Beyond the pure tax-rate math, Roth TSP has a structural advantage: as of SECURE 2.0, Roth TSP accounts are not subject to required minimum distributions while the account holder is alive. Traditional TSP requires distributions starting at age 73, which creates taxable income whether you need the money or not. For federal retirees who already have substantial pension income, forced RMDs can push them into higher brackets and affect IRMAA surcharges on Medicare.

This RMD benefit is not captured in the calculator above — it makes the Roth conversion even more attractive than the numbers suggest for employees with large Traditional balances who do not plan to spend down TSP early in retirement.
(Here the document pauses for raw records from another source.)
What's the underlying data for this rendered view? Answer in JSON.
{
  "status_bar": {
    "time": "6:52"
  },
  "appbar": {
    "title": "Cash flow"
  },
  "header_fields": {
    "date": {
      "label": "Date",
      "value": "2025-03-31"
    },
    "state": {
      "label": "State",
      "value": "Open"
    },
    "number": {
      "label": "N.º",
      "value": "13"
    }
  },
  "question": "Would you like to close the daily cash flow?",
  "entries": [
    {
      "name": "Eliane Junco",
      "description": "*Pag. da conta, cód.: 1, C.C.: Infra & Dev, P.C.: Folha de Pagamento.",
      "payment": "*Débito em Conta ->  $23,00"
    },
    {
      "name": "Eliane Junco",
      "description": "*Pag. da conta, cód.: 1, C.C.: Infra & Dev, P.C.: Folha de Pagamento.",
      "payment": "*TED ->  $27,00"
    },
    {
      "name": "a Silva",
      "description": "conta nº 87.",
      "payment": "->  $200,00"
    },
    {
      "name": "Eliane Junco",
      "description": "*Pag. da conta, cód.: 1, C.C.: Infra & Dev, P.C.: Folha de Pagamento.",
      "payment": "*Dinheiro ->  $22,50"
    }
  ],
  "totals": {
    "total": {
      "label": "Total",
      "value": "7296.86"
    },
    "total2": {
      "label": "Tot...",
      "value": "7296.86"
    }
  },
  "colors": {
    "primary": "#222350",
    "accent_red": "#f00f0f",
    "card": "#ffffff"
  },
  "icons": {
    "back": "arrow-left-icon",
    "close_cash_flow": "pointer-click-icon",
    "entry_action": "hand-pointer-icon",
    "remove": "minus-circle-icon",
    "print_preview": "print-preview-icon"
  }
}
Partial conversions and bracket management

You do not have to convert everything at once. A common strategy is to convert just enough each year to fill up your current bracket — for example, converting Traditional TSP to Roth up to the top of the 22% bracket, then stopping before crossing into 24%. This spreads the tax cost over multiple years and avoids triggering a large single-year tax bill.

Be aware that the conversion amount is added to your ordinary income for the year and can also affect IRMAA thresholds (which determine Medicare Part B and D surcharges two years later), the taxation of Social Security benefits, and state income tax. Consult a tax advisor before converting a large amount.

Pay the tax bill from outside TSP

When TSP processes your conversion, it will withhold 20% for federal taxes by default. If you allow the withholding, less money ends up in Roth and you lose the full benefit. The better approach: opt out of withholding and pay the tax bill yourself from a savings or checking account. This keeps the full converted amount invested in Roth and maximizes the long-term advantage. The calculator above assumes you pay taxes externally — if you will use TSP withholding, the net benefit will be lower.